Pellegrini's team had generally been coping until the moment, eight minutes into the second half, when Andrés Iniesta expertly picked out Messi's run and Demichelis, hopelessly out of position, clattered into the four-time Ballon d'Or winner with a desperate attempt to recover. As soon as the referee, Jonas Eriksson, pointed to the penalty spot, a red card was inevitable and, though the 10 men gave everything, the home side were always going to be vulnerable to more damage than just Messi's successful spot-kick. Dani Alves, overlapping from right-back, inflicted it with the second goal so that City now require a remarkable feat at Camp Nou on 12 March. Pellegrini's ire was of a man who recognised the damage was almost certainly irreparable.
City's grievance was on two fronts. First of all they had a legitimate complaint that Demichelis's first contact with Messi was marginally outside the penalty area. They could also argue that Sergio Busquets had fouled Jesús Navas in the build-up. Messi, however, was travelling at such speed that his momentum landed him in a place that convinced Eriksson to point to the spot.
It was not as clear-cut as Pellegrini suggested and accusing Eriksson of returning a favour to Barcelona, having made an error against them in a previous fixture against Milan, was a cheap shot.
Until that point Iniesta and Xavi Hernández had played every pass apart from the killer one.
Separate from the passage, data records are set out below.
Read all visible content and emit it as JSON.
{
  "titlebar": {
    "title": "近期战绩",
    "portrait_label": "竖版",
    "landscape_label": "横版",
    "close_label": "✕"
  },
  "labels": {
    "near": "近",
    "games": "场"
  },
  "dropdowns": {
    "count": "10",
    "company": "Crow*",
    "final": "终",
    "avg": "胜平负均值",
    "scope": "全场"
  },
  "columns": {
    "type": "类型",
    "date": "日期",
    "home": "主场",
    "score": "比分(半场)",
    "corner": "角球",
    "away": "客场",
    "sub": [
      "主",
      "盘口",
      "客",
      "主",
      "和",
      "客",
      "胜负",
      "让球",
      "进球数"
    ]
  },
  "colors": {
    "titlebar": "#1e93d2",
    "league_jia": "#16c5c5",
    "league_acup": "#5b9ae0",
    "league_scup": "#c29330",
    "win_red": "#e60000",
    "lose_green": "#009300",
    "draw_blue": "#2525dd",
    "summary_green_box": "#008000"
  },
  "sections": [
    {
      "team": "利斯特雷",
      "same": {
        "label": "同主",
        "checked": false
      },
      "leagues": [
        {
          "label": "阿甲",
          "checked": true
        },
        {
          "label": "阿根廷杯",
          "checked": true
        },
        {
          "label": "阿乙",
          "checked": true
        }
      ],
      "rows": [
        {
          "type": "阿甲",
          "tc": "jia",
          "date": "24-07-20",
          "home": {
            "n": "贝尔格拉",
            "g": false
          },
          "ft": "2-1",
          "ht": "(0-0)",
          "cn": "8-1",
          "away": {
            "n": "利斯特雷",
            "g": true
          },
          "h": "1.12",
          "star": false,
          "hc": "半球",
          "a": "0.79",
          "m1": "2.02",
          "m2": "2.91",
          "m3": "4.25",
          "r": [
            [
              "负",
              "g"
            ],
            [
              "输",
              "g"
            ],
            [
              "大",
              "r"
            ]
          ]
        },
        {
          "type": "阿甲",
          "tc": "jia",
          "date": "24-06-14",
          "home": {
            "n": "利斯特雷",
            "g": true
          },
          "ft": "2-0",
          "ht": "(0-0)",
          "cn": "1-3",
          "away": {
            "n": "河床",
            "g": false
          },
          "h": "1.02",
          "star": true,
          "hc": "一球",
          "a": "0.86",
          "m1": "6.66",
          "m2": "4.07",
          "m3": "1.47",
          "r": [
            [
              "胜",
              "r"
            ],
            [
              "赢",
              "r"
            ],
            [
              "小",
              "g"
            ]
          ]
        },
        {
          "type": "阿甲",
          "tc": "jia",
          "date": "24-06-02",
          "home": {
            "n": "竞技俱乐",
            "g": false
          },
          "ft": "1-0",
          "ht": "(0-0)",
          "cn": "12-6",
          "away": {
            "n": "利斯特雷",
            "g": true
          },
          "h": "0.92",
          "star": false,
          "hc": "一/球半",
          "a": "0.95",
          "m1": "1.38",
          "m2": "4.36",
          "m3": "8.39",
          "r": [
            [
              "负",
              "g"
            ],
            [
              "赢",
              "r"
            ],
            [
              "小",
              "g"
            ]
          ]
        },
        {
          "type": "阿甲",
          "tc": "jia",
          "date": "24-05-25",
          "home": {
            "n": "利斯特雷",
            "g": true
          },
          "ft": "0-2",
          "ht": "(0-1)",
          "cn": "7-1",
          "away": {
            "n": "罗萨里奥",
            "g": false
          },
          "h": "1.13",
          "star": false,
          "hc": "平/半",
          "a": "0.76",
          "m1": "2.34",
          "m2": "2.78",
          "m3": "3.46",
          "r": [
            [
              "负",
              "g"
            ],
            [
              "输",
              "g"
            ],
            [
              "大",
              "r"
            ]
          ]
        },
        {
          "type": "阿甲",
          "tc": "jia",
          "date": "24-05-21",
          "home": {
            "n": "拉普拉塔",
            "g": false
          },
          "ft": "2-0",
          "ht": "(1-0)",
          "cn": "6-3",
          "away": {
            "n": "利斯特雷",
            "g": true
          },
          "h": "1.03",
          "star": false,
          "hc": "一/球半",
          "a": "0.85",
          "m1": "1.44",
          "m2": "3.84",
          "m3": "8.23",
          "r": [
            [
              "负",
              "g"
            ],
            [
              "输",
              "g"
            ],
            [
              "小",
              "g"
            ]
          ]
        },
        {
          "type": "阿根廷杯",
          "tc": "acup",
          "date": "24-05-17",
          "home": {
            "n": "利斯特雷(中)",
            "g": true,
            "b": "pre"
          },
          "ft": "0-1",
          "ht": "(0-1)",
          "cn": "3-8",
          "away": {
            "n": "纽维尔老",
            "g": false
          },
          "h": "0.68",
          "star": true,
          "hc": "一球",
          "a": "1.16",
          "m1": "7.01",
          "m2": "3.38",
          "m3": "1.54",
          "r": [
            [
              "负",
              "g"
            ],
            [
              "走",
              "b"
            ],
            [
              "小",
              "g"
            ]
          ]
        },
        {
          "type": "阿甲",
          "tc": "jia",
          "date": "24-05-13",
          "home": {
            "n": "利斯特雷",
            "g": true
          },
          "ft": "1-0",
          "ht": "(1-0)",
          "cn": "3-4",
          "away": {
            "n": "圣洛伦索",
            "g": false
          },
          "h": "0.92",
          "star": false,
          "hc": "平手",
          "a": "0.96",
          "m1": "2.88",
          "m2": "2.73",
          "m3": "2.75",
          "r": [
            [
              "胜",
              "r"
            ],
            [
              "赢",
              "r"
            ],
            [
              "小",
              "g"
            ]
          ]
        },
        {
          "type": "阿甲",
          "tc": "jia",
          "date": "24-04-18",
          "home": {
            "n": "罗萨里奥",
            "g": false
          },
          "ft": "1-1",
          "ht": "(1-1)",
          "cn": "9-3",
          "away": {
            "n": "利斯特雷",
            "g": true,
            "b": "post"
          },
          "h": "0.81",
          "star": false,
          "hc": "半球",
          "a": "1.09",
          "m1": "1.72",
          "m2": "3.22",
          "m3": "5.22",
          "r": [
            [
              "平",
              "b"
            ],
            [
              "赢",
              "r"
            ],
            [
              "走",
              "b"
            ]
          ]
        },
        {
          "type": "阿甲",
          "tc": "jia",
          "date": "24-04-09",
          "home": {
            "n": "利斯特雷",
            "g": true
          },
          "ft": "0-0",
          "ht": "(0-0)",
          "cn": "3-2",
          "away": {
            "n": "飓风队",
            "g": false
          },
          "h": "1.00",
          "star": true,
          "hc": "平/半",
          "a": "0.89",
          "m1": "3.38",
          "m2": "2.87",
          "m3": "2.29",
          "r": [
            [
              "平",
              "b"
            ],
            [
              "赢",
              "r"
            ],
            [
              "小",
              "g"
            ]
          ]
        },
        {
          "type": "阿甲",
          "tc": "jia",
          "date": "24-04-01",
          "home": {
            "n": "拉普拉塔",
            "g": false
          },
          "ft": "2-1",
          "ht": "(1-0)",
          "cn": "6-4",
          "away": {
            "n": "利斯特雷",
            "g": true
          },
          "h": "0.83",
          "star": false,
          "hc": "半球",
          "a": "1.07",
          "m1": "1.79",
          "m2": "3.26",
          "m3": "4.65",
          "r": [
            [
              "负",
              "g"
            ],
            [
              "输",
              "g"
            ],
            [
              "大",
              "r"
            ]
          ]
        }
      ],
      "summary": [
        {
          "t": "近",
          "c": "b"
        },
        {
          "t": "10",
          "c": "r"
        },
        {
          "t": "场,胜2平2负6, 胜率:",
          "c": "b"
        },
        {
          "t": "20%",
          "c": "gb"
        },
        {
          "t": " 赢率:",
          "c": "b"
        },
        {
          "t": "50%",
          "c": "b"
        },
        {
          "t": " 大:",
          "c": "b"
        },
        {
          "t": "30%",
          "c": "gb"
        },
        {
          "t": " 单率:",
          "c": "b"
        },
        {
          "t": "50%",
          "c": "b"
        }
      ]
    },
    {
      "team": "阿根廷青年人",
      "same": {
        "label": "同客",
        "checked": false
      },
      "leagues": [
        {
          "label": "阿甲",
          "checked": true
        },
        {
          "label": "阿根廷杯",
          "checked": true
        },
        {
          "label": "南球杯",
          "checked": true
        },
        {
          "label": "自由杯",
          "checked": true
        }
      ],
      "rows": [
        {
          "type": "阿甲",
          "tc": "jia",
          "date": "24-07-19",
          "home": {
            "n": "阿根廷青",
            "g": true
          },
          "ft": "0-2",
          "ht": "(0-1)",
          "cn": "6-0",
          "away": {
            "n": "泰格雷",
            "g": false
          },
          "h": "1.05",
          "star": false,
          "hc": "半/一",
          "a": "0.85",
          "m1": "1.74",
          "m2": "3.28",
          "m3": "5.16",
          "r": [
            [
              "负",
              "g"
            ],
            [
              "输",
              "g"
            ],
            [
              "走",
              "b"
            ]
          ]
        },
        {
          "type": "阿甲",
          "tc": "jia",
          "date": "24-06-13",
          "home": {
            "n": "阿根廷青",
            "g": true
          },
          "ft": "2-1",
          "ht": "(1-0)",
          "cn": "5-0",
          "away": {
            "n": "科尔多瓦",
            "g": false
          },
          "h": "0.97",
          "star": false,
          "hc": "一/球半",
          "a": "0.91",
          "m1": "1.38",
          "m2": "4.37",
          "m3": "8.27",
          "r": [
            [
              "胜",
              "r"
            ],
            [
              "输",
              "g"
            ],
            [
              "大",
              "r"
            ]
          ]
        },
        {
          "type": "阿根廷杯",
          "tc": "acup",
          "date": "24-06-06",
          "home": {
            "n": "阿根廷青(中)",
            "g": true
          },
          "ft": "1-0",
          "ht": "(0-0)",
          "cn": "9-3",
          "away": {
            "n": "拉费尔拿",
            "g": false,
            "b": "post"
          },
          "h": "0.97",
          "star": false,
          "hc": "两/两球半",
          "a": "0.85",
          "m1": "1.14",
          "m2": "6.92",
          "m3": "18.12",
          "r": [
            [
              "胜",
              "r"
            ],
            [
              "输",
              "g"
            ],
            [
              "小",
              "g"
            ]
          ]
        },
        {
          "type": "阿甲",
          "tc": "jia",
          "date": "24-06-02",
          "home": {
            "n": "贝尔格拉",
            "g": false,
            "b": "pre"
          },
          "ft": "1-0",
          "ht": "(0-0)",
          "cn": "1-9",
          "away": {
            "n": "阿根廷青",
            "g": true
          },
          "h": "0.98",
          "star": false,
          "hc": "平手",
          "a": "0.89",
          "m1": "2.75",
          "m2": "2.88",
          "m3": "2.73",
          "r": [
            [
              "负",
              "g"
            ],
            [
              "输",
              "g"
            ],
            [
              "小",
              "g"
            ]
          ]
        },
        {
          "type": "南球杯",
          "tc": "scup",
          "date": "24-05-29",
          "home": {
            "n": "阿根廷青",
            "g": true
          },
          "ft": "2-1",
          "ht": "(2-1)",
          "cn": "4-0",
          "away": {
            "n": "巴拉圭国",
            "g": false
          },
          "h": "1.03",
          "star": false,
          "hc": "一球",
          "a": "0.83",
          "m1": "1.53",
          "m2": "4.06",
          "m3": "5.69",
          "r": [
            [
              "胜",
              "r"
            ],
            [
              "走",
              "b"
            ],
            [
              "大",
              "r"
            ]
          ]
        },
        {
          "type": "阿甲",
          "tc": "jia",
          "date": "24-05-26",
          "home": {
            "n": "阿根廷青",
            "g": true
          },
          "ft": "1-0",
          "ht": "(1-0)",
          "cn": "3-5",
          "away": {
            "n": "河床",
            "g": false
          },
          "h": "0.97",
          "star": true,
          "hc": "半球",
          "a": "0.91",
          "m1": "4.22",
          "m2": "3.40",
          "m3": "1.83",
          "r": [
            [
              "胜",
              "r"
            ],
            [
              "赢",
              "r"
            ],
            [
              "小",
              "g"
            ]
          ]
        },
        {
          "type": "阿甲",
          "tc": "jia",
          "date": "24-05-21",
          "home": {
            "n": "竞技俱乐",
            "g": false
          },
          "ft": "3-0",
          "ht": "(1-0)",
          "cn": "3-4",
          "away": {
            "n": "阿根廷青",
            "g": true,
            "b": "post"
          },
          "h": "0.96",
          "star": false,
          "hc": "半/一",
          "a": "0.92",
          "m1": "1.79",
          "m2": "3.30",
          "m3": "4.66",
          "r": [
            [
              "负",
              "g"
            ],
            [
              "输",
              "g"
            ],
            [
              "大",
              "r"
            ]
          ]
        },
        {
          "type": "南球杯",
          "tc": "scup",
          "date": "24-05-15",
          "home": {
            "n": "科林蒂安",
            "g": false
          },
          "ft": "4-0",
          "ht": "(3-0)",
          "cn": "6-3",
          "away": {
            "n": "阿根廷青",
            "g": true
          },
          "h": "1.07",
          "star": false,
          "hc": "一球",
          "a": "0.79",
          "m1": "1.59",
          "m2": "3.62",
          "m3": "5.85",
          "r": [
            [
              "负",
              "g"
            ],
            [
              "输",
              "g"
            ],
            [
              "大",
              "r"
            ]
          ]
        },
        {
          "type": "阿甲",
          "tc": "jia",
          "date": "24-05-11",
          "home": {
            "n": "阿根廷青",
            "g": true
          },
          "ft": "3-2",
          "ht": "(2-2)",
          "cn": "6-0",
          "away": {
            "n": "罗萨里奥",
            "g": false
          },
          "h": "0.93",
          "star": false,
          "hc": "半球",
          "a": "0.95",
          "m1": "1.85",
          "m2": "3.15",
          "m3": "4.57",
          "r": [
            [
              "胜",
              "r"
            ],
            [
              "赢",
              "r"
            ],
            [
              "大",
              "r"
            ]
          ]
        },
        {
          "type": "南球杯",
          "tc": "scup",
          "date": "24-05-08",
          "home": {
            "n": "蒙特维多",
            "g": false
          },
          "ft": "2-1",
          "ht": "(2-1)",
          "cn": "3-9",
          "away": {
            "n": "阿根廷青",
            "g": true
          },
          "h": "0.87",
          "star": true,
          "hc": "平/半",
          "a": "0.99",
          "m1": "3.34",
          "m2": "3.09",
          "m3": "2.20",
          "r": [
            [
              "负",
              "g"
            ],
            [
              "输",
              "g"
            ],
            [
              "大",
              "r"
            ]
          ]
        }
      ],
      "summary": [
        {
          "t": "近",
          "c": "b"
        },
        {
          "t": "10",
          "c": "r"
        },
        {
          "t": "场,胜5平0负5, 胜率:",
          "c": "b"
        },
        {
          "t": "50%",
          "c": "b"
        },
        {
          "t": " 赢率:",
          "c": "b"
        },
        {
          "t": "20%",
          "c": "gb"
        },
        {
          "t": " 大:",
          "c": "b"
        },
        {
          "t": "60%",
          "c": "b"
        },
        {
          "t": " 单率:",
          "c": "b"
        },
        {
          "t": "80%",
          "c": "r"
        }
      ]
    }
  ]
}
Certainly it did not take long before Pellegrini's lecture about City wearing out their opponents by making them chase the ball started to look like wishful thinking. A team with Barça's refinement do not generally suffer that way. One side cherished the ball through the early exchanges as though it were made out of bone china. The other chased and marked and harried and, when it was their turn on the ball, they discovered their opponents have a wonderful knack of getting it back.
Yet City had shaken their heads clear by the midway point of the first half and, cultured as it was, Barcelona's early control tended not to get much further than the edge of the penalty area. Messi, dropping back into the centre-circle, did not have too many gaps to aim for in a heavily congested midfield. Yaya Touré was holding his position more than usual and Fernandinho's return from injury gave City a reassuring presence in front of defence.
Pellegrini had promised City would not adapt their attacking style. As it was, he might be accused of being too conservative, starting with Álvaro Negredo as a lone striker and deploying Aleksandar Kolarov on the left of midfield to help Gaël Clichy double up on Alexis Sánchez and the overlapping Alves.
By half-time the tactic was succeeding in snuffing out the Messi factor. Pellegrini's side had also started to create problems of their own but there was always the sense that Demichelis might be susceptible. His carelessness had returned the ball to City's opponents inside his own half twice in the opening quarter of an hour. There is a clear argument – not that Pellegrini wanted to hear it – that his defending for the penalty was certainly no worse than the refereeing.
City's 10 men played with great togetherness after Messi had clipped his penalty into the spot that Joe Hart, diving to his left, had vacated. They could reflect on a couple of chances to salvage an improbable result. Their best move of the night culminated in David Silva controlling Pablo Zabaleta's lay-off on his chest and firing in a right-foot volley that needed a fine save from Victor Valdés.
Edin Dzeko also created problems after he had replaced Negredo but Barcelona with an extra player are formidable opponents and City's desperate efforts to force an equaliser always meant there would be gaps to exploit.
It had needed some obdurate defending to keep the score down before Alves exchanged passes with the substitute Neymar and cut in from the right to slip his shot through Hart's legs.